When the news of Wyatt's ill-fated rebellion came to us in Germany, there was great gloom in the family because the Princess Elizabeth herself seemed to be involved.

"This will be the end," groaned my father. "So far she has had the good fortune to escape her ill wishers ... but how can she do so this time?"

He did not know her. She might be young but she was already skilled in the art of survival. Those frolics with Seymour which had ended in his journey to the scaffold had provided a lesson well learned. When they charged her with treason she had shown herself to be astute, and it was impossible for her judges to confute her. She parried their accusations with diplomatic dexterity so that none was able to prove the case against her.

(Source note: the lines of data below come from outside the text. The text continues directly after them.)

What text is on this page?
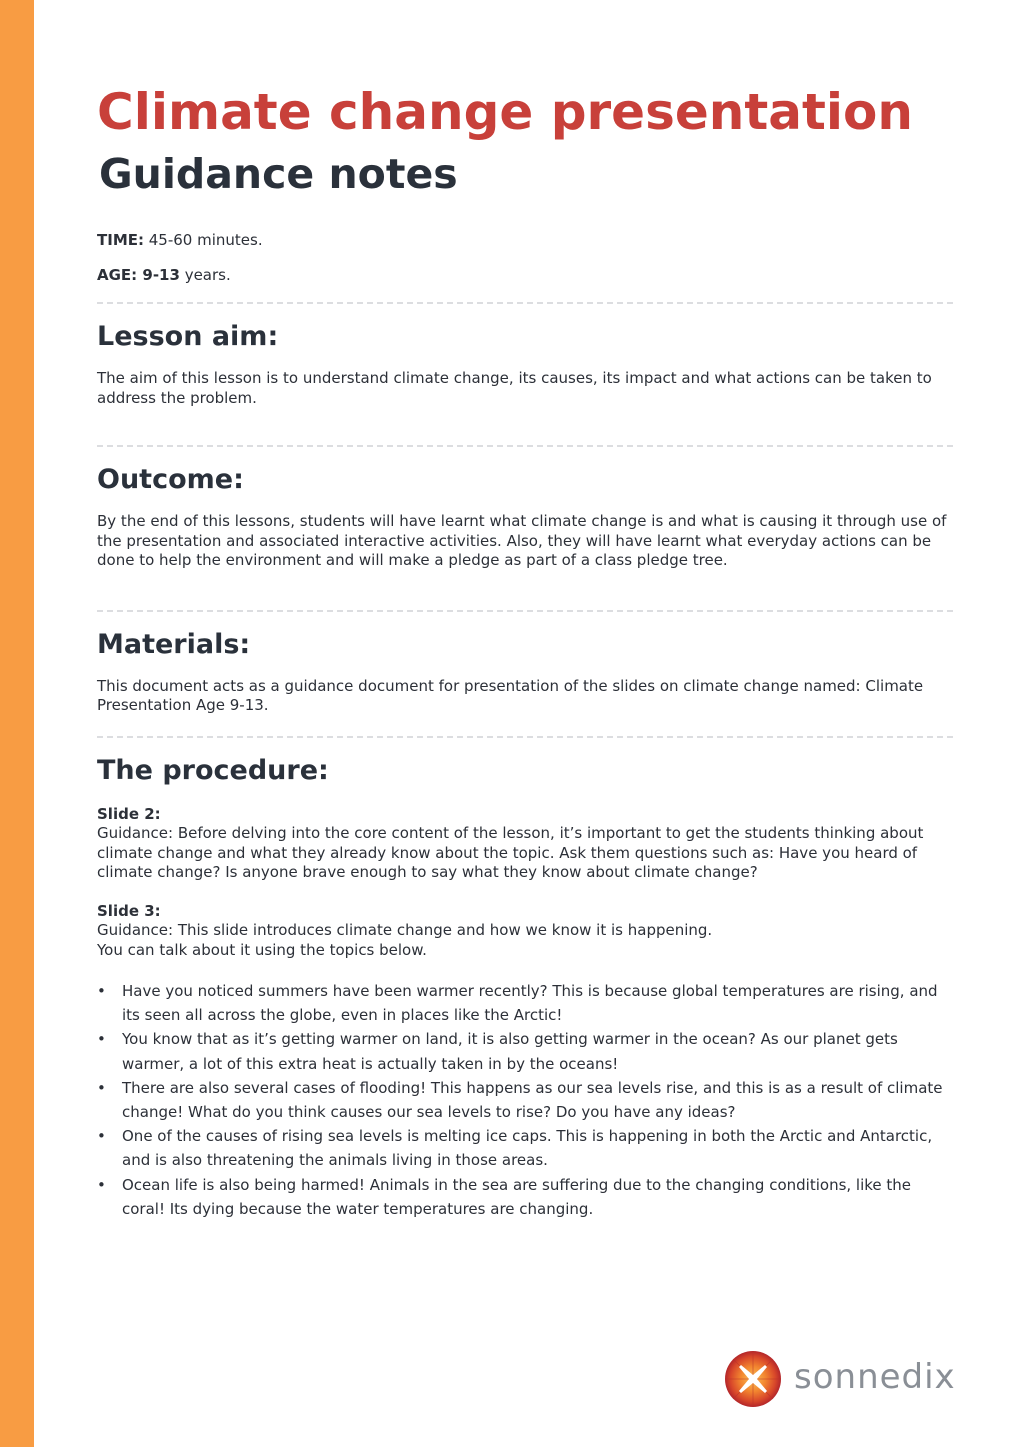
Climate change presentation
Guidance notes

TIME: 45-60 minutes.

AGE: 9-13 years.

Lesson aim:

The aim of this lesson is to understand climate change, its causes, its impact and what actions can be taken to address the problem.

Outcome:

By the end of this lessons, students will have learnt what climate change is and what is causing it through use of the presentation and associated interactive activities. Also, they will have learnt what everyday actions can be done to help the environment and will make a pledge as part of a class pledge tree.

Materials:

This document acts as a guidance document for presentation of the slides on climate change named: Climate Presentation Age 9-13.

The procedure:

Slide 2:
Guidance: Before delving into the core content of the lesson, it’s important to get the students thinking about climate change and what they already know about the topic. Ask them questions such as: Have you heard of climate change? Is anyone brave enough to say what they know about climate change?

Slide 3:
Guidance: This slide introduces climate change and how we know it is happening.
You can talk about it using the topics below.

• Have you noticed summers have been warmer recently? This is because global temperatures are rising, and its seen all across the globe, even in places like the Arctic!
• You know that as it’s getting warmer on land, it is also getting warmer in the ocean? As our planet gets warmer, a lot of this extra heat is actually taken in by the oceans!
• There are also several cases of flooding! This happens as our sea levels rise, and this is as a result of climate change! What do you think causes our sea levels to rise? Do you have any ideas?
• One of the causes of rising sea levels is melting ice caps. This is happening in both the Arctic and Antarctic, and is also threatening the animals living in those areas.
• Ocean life is also being harmed! Animals in the sea are suffering due to the changing conditions, like the coral! Its dying because the water temperatures are changing.
sonnedix
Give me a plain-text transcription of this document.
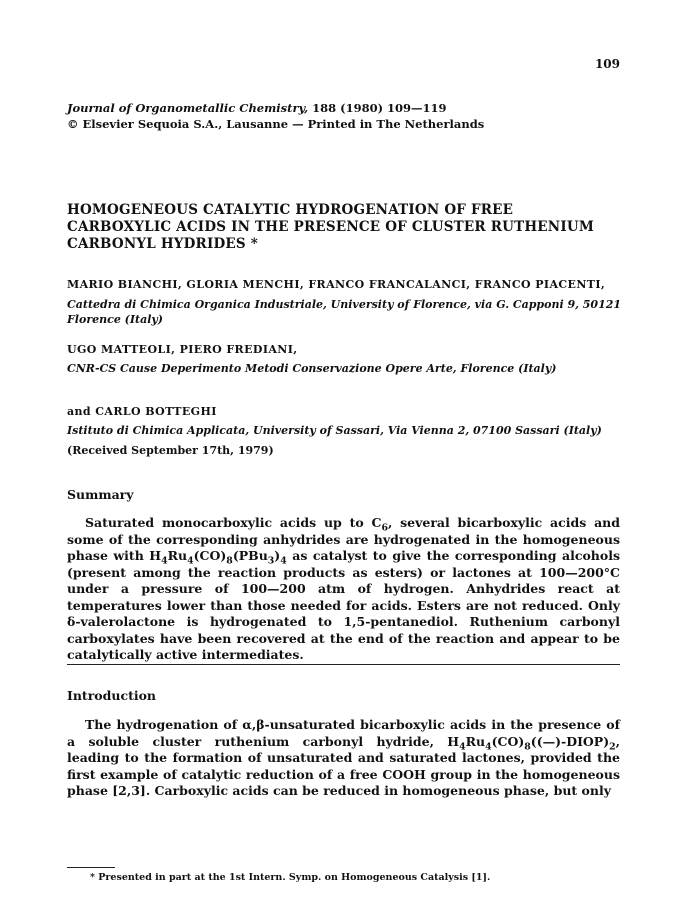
109
Journal of Organometallic Chemistry, 188 (1980) 109—119
© Elsevier Sequoia S.A., Lausanne — Printed in The Netherlands
HOMOGENEOUS CATALYTIC HYDROGENATION OF FREE
CARBOXYLIC ACIDS IN THE PRESENCE OF CLUSTER RUTHENIUM
CARBONYL HYDRIDES *
MARIO BIANCHI, GLORIA MENCHI, FRANCO FRANCALANCI, FRANCO PIACENTI,
Cattedra di Chimica Organica Industriale, University of Florence, via G. Capponi 9, 50121
Florence (Italy)
UGO MATTEOLI, PIERO FREDIANI,
CNR-CS Cause Deperimento Metodi Conservazione Opere Arte, Florence (Italy)
and CARLO BOTTEGHI
Istituto di Chimica Applicata, University of Sassari, Via Vienna 2, 07100 Sassari (Italy)
(Received September 17th, 1979)
Summary

Saturated monocarboxylic acids up to $C_6$, several bicarboxylic acids and some of the corresponding anhydrides are hydrogenated in the homogeneous phase with $H_4Ru_4(CO)_8(PBu_3)_4$ as catalyst to give the corresponding alcohols (present among the reaction products as esters) or lactones at 100—200°C under a pressure of 100—200 atm of hydrogen. Anhydrides react at temperatures lower than those needed for acids. Esters are not reduced. Only δ-valerolactone is hydrogenated to 1,5-pentanediol. Ruthenium carbonyl carboxylates have been recovered at the end of the reaction and appear to be catalytically active intermediates.

Introduction

The hydrogenation of α,β-unsaturated bicarboxylic acids in the presence of a soluble cluster ruthenium carbonyl hydride, $H_4Ru_4(CO)_8((—)-DIOP)_2$, leading to the formation of unsaturated and saturated lactones, provided the first example of catalytic reduction of a free COOH group in the homogeneous phase [2,3]. Carboxylic acids can be reduced in homogeneous phase, but only

* Presented in part at the 1st Intern. Symp. on Homogeneous Catalysis [1].
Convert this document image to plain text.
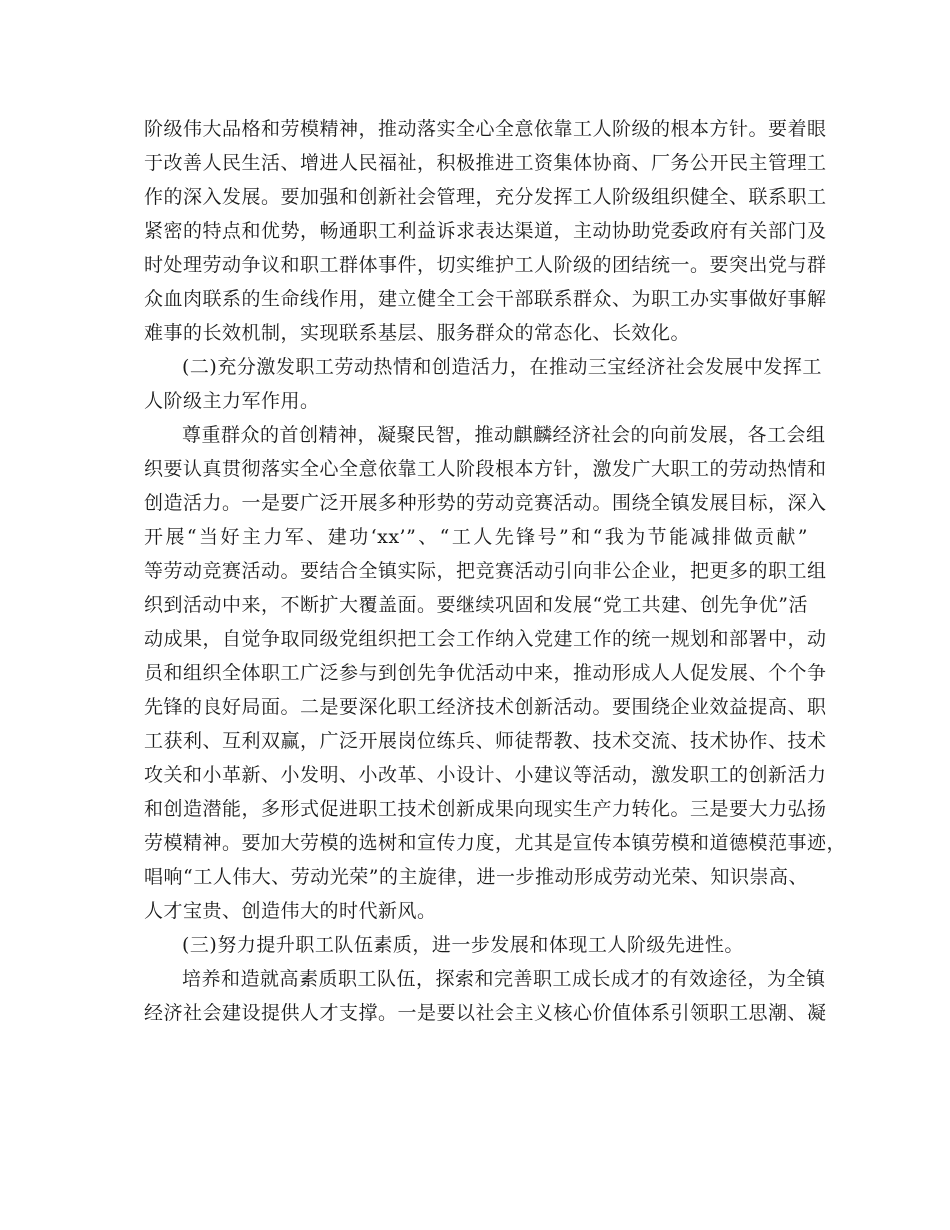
阶级伟大品格和劳模精神，推动落实全心全意依靠工人阶级的根本方针。要着眼
于改善人民生活、增进人民福祉，积极推进工资集体协商、厂务公开民主管理工
作的深入发展。要加强和创新社会管理，充分发挥工人阶级组织健全、联系职工
紧密的特点和优势，畅通职工利益诉求表达渠道，主动协助党委政府有关部门及
时处理劳动争议和职工群体事件，切实维护工人阶级的团结统一。要突出党与群
众血肉联系的生命线作用，建立健全工会干部联系群众、为职工办实事做好事解
难事的长效机制，实现联系基层、服务群众的常态化、长效化。
(二)充分激发职工劳动热情和创造活力，在推动三宝经济社会发展中发挥工
人阶级主力军作用。
尊重群众的首创精神，凝聚民智，推动麒麟经济社会的向前发展，各工会组
织要认真贯彻落实全心全意依靠工人阶段根本方针，激发广大职工的劳动热情和
创造活力。一是要广泛开展多种形势的劳动竞赛活动。围绕全镇发展目标，深入
开展“当好主力军、建功‘xx’”、“工人先锋号”和“我为节能减排做贡献”
等劳动竞赛活动。要结合全镇实际，把竞赛活动引向非公企业，把更多的职工组
织到活动中来，不断扩大覆盖面。要继续巩固和发展“党工共建、创先争优”活
动成果，自觉争取同级党组织把工会工作纳入党建工作的统一规划和部署中，动
员和组织全体职工广泛参与到创先争优活动中来，推动形成人人促发展、个个争
先锋的良好局面。二是要深化职工经济技术创新活动。要围绕企业效益提高、职
工获利、互利双赢，广泛开展岗位练兵、师徒帮教、技术交流、技术协作、技术
攻关和小革新、小发明、小改革、小设计、小建议等活动，激发职工的创新活力
和创造潜能，多形式促进职工技术创新成果向现实生产力转化。三是要大力弘扬
劳模精神。要加大劳模的选树和宣传力度，尤其是宣传本镇劳模和道德模范事迹，
唱响“工人伟大、劳动光荣”的主旋律，进一步推动形成劳动光荣、知识崇高、
人才宝贵、创造伟大的时代新风。
(三)努力提升职工队伍素质，进一步发展和体现工人阶级先进性。
培养和造就高素质职工队伍，探索和完善职工成长成才的有效途径，为全镇
经济社会建设提供人才支撑。一是要以社会主义核心价值体系引领职工思潮、凝
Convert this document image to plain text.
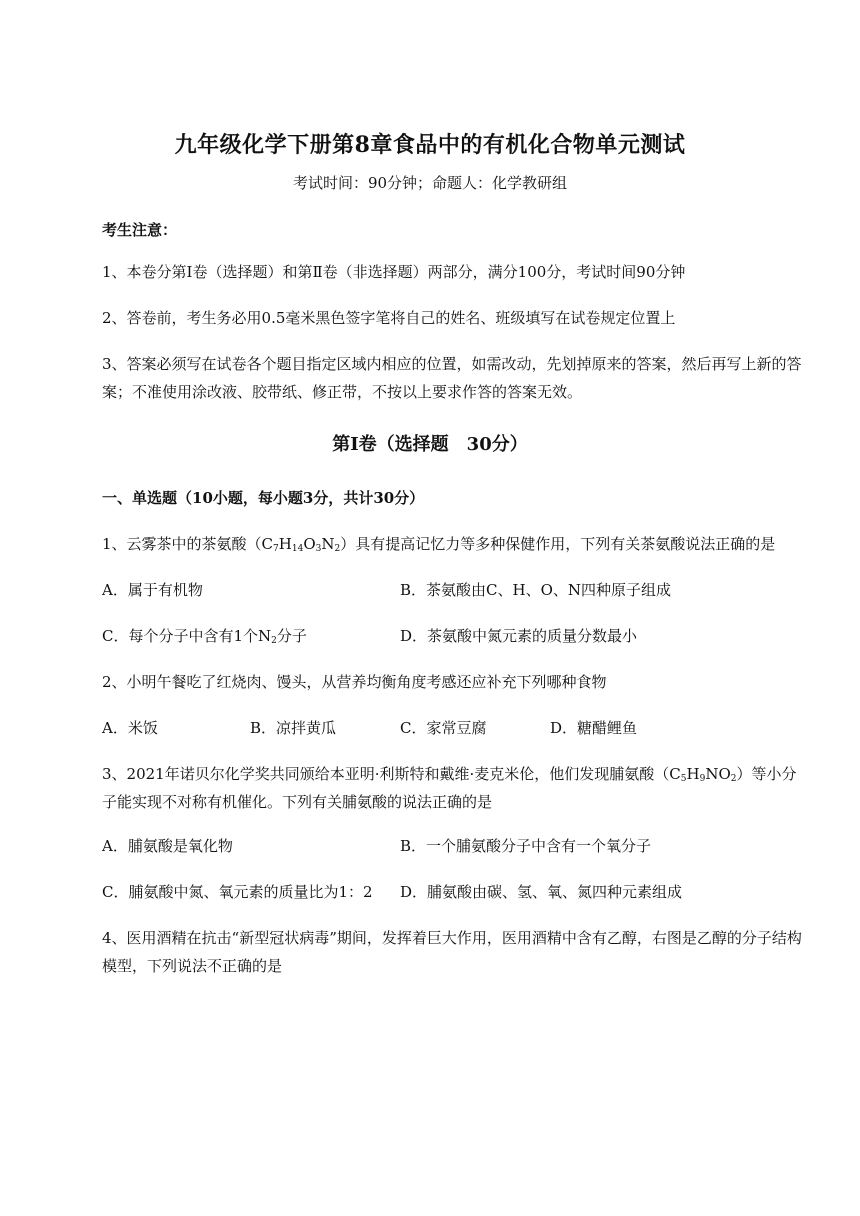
九年级化学下册第8章食品中的有机化合物单元测试
考试时间：90分钟；命题人：化学教研组
考生注意：
1、本卷分第Ⅰ卷（选择题）和第Ⅱ卷（非选择题）两部分，满分100分，考试时间90分钟
2、答卷前，考生务必用0.5毫米黑色签字笔将自己的姓名、班级填写在试卷规定位置上
3、答案必须写在试卷各个题目指定区域内相应的位置，如需改动，先划掉原来的答案，然后再写上新的答案；不准使用涂改液、胶带纸、修正带，不按以上要求作答的答案无效。
第Ⅰ卷（选择题　30分）
一、单选题（10小题，每小题3分，共计30分）
1、云雾茶中的茶氨酸$(C_7H_{14}O_3N_2)$具有提高记忆力等多种保健作用，下列有关茶氨酸说法正确的是
A．属于有机物	B．茶氨酸由C、H、O、N四种原子组成
C．每个分子中含有1个$N_2$分子	D．茶氨酸中氮元素的质量分数最小
2、小明午餐吃了红烧肉、馒头，从营养均衡角度考感还应补充下列哪种食物
A．米饭	B．凉拌黄瓜	C．家常豆腐	D．糖醋鲤鱼
3、2021年诺贝尔化学奖共同颁给本亚明·利斯特和戴维·麦克米伦，他们发现脯氨酸$(C_5H_9NO_2)$等小分子能实现不对称有机催化。下列有关脯氨酸的说法正确的是
A．脯氨酸是氧化物	B．一个脯氨酸分子中含有一个氧分子
C．脯氨酸中氮、氧元素的质量比为1：2 D．脯氨酸由碳、氢、氧、氮四种元素组成
4、医用酒精在抗击“新型冠状病毒”期间，发挥着巨大作用，医用酒精中含有乙醇，右图是乙醇的分子结构模型，下列说法不正确的是
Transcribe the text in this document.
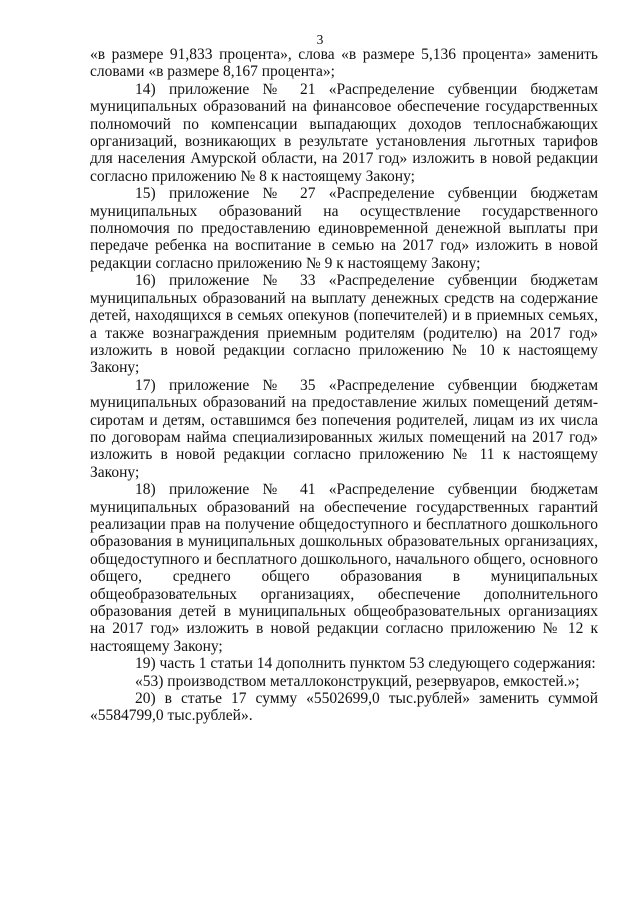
3

«в размере 91,833 процента», слова «в размере 5,136 процента» заменить словами «в размере 8,167 процента»;

14) приложение № 21 «Распределение субвенции бюджетам муниципальных образований на финансовое обеспечение государственных полномочий по компенсации выпадающих доходов теплоснабжающих организаций, возникающих в результате установления льготных тарифов для населения Амурской области, на 2017 год» изложить в новой редакции согласно приложению № 8 к настоящему Закону;

15) приложение № 27 «Распределение субвенции бюджетам муниципальных образований на осуществление государственного полномочия по предоставлению единовременной денежной выплаты при передаче ребенка на воспитание в семью на 2017 год» изложить в новой редакции согласно приложению № 9 к настоящему Закону;

16) приложение № 33 «Распределение субвенции бюджетам муниципальных образований на выплату денежных средств на содержание детей, находящихся в семьях опекунов (попечителей) и в приемных семьях, а также вознаграждения приемным родителям (родителю) на 2017 год» изложить в новой редакции согласно приложению № 10 к настоящему Закону;

17) приложение № 35 «Распределение субвенции бюджетам муниципальных образований на предоставление жилых помещений детям-сиротам и детям, оставшимся без попечения родителей, лицам из их числа по договорам найма специализированных жилых помещений на 2017 год» изложить в новой редакции согласно приложению № 11 к настоящему Закону;

18) приложение № 41 «Распределение субвенции бюджетам муниципальных образований на обеспечение государственных гарантий реализации прав на получение общедоступного и бесплатного дошкольного образования в муниципальных дошкольных образовательных организациях, общедоступного и бесплатного дошкольного, начального общего, основного общего, среднего общего образования в муниципальных общеобразовательных организациях, обеспечение дополнительного образования детей в муниципальных общеобразовательных организациях на 2017 год» изложить в новой редакции согласно приложению № 12 к настоящему Закону;

19) часть 1 статьи 14 дополнить пунктом 53 следующего содержания:

«53) производством металлоконструкций, резервуаров, емкостей.»;

20) в статье 17 сумму «5502699,0 тыс.рублей» заменить суммой «5584799,0 тыс.рублей».
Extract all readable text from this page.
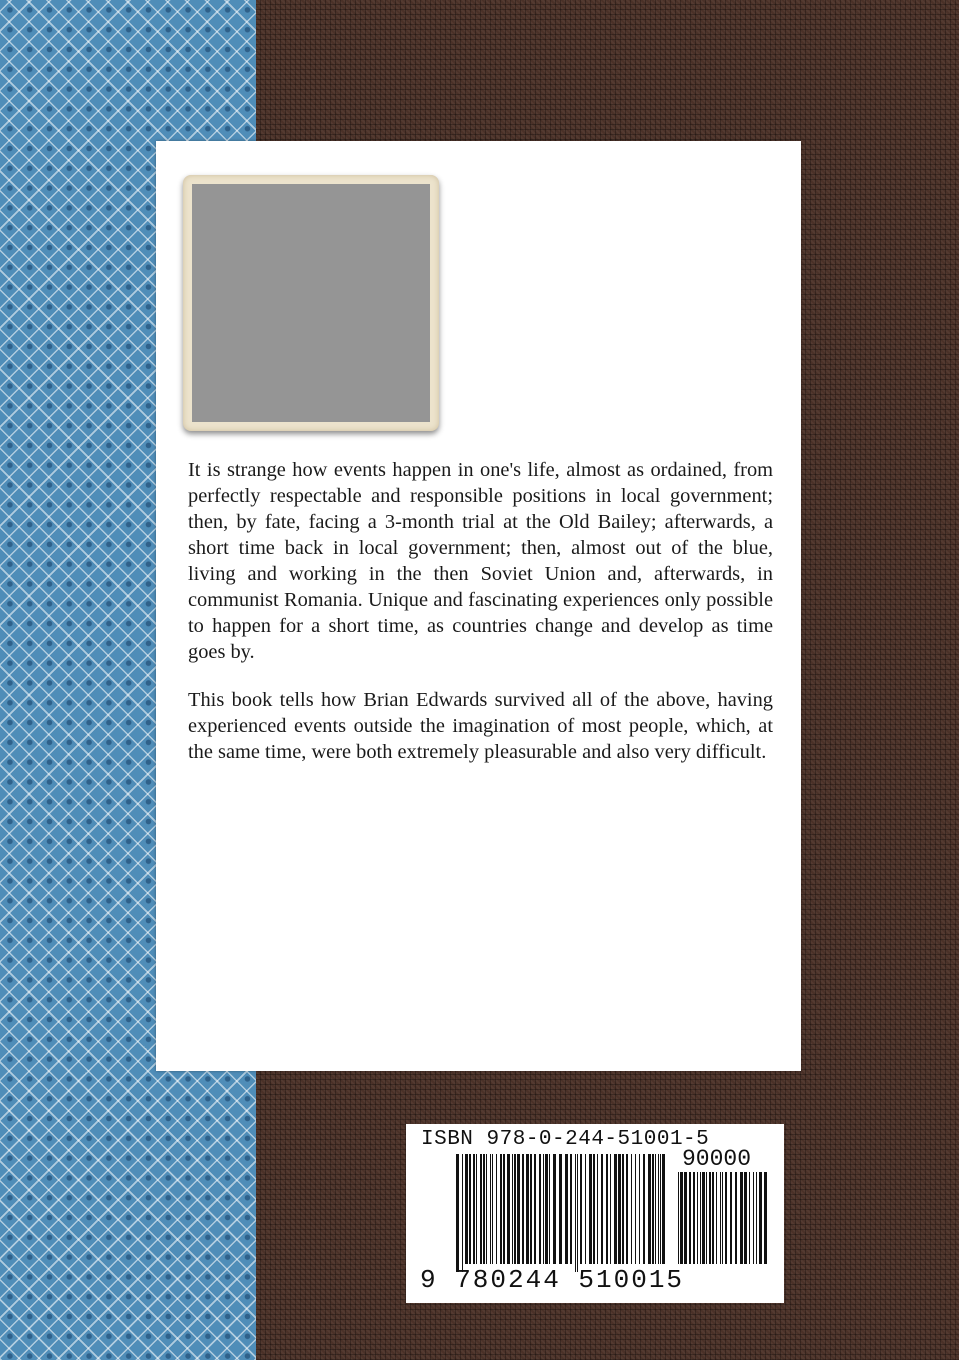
It is strange how events happen in one's life, almost as ordained, from perfectly respectable and responsible positions in local government; then, by fate, facing a 3-month trial at the Old Bailey; afterwards, a short time back in local government; then, almost out of the blue, living and working in the then Soviet Union and, afterwards, in communist Romania. Unique and fascinating experiences only possible to happen for a short time, as countries change and develop as time goes by.

This book tells how Brian Edwards survived all of the above, having experienced events outside the imagination of most people, which, at the same time, were both extremely pleasurable and also very difficult.

ISBN 978-0-244-51001-5
90000
9 780244 510015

Wyatt died by the ax, but Elizabeth escaped. She was imprisoned in the Tower of London for a while at the same time as Robert Dudley. What a bond that made between them I was to discover. We heard later that after many months she had been released from the menace of the Tower, whence she was taken to Richmond, and there confronted by her half sister the Queen and told of the latter's plan to marry her off to Emmanuel Philibert, Duke of Savoy.

"They want to get her out of England," cried my father. "That's clear enough, God knows."

Shrewd as ever, the young Princess declined the match and with great temerity told her sister that she could not marry. Elizabeth always knew just how far to go and in some way she succeeded in convincing Mary that marriage with any man would be distasteful to her.

When she was sent to Woodstock in the charge of Queen Mary's faithful Sir Henry Bedingfeld, the Knollys family breathed more easily, particularly as rumors of the Queen's bad state of health kept filtering in.

Terrible news came to us from England of the bitter persecution of Protestants. Cranmer, Ridley, and Latimer were all burned at the stake with three hundred other victims, and it was said that the smoke of the Smithfield Fires was like a black pall hanging over London.